MTH417 Foundations of Geometry
Lead Faculty: Dr. Igor Ya Subbotin
Course Description
A discussion of fundamental ideas and processes common to Euclidean and Non-Euclidean Geometries: projective, affine and metric geometry. Examines the interplay between inductive and deductive reasoning and formal and informal proof. Addresses uses in science (transformations, scaling), art (Escher-type tessellations, projections), architecture (three-dimensional figures) and computer science (fractals, computer-aided design).
Learning Outcomes
- Compare and contrast projective geometry as generalizations of Euclidean geometry.
- Compare and contrast projective geometry as developed from a set of axioms or from groups of transformations.
- Discuss practical applications of projective geometry (including matrices).
- Discuss the concepts of duality, harmonic sets, and involutions.

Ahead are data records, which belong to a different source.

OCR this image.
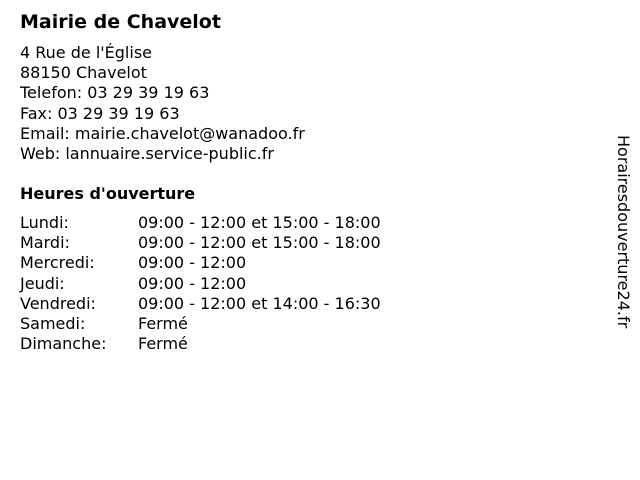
Mairie de Chavelot
4 Rue de l'Église
88150 Chavelot
Telefon: 03 29 39 19 63
Fax: 03 29 39 19 63
Email: mairie.chavelot@wanadoo.fr
Web: lannuaire.service-public.fr
Heures d'ouverture
Lundi:	09:00 - 12:00 et 15:00 - 18:00
Mardi:	09:00 - 12:00 et 15:00 - 18:00
Mercredi:	09:00 - 12:00
Jeudi:	09:00 - 12:00
Vendredi:	09:00 - 12:00 et 14:00 - 16:30
Samedi:	Fermé
Dimanche:	Fermé
Horairesdouverture24.fr
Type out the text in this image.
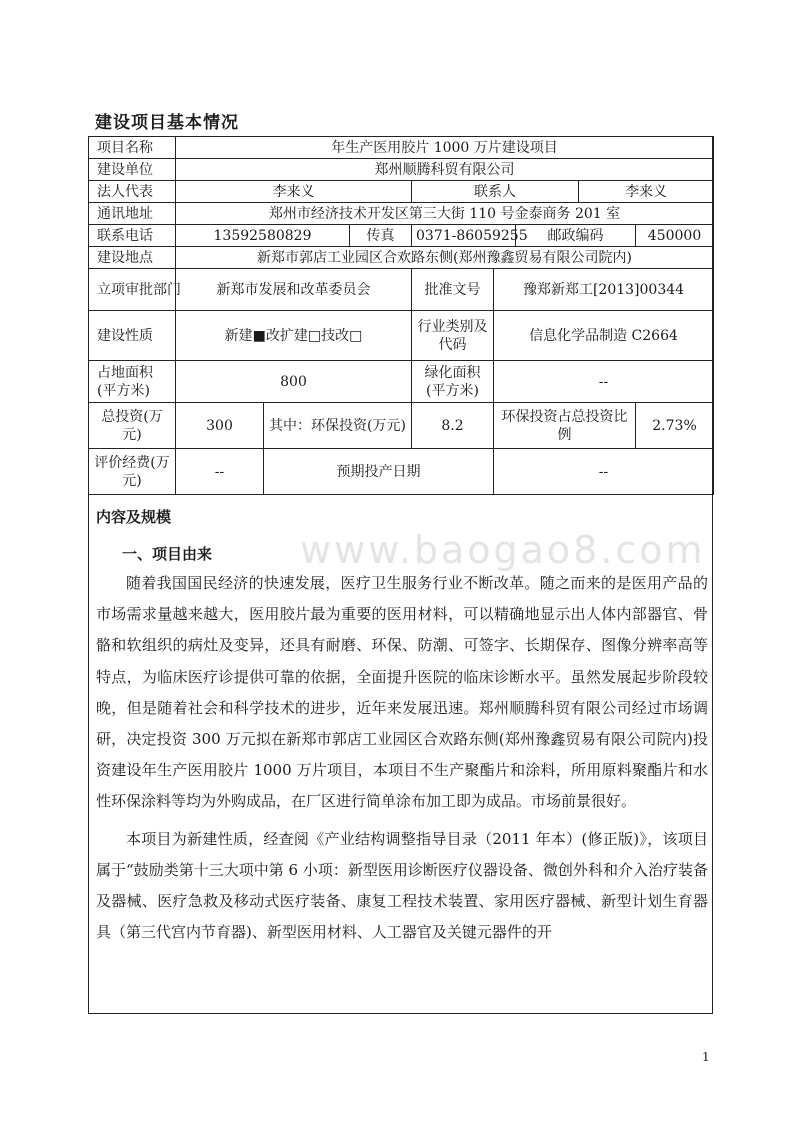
建设项目基本情况
项目名称	年生产医用胶片 1000 万片建设项目							
建设单位	郑州顺腾科贸有限公司							
法人代表	李来义			联系人			李来义	
通讯地址	郑州市经济技术开发区第三大街 110 号金泰商务 201 室							
联系电话	13592580829		传真	0371-86059255		邮政编码		450000
建设地点	新郑市郭店工业园区合欢路东侧(郑州豫鑫贸易有限公司院内)							
立项审批部门	新郑市发展和改革委员会			批准文号	豫郑新郑工[2013]00344			
建设性质	新建■改扩建□技改□			行业类别及代码	信息化学品制造 C2664			
占地面积(平方米)	800			绿化面积(平方米)	--			
总投资(万元)	300	其中：环保投资(万元)		8.2	环保投资占总投资比例			2.73%
评价经费(万元)	--	预期投产日期			--			
www.baogao8.com
内容及规模
一、项目由来
随着我国国民经济的快速发展，医疗卫生服务行业不断改革。随之而来的是医用产品的市场需求量越来越大，医用胶片最为重要的医用材料，可以精确地显示出人体内部器官、骨骼和软组织的病灶及变异，还具有耐磨、环保、防潮、可签字、长期保存、图像分辨率高等特点，为临床医疗诊提供可靠的依据，全面提升医院的临床诊断水平。虽然发展起步阶段较晚，但是随着社会和科学技术的进步，近年来发展迅速。郑州顺腾科贸有限公司经过市场调研，决定投资 300 万元拟在新郑市郭店工业园区合欢路东侧(郑州豫鑫贸易有限公司院内)投资建设年生产医用胶片 1000 万片项目，本项目不生产聚酯片和涂料，所用原料聚酯片和水性环保涂料等均为外购成品，在厂区进行简单涂布加工即为成品。市场前景很好。
本项目为新建性质，经查阅《产业结构调整指导目录（2011 年本）(修正版)》，该项目属于“鼓励类第十三大项中第 6 小项：新型医用诊断医疗仪器设备、微创外科和介入治疗装备及器械、医疗急救及移动式医疗装备、康复工程技术装置、家用医疗器械、新型计划生育器具（第三代宫内节育器)、新型医用材料、人工器官及关键元器件的开
1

- Discuss Brouwer's fixed point theorem and its practical applications.
- Discuss the map-coloring problem and the controversy of its computer proof.
- Explain Euler's formula and construct a Mobius strip.
- Describe the various attempts to prove the Fifth Postulate and the social climate of the times and countries.
- Compare and contrast Euclidean, hyperbolic geometry and elliptic geometry.
- Discuss the concept of parallax and describe how modern scientists use non-Euclidean geometry to attempt to describe the physical nature of the universe.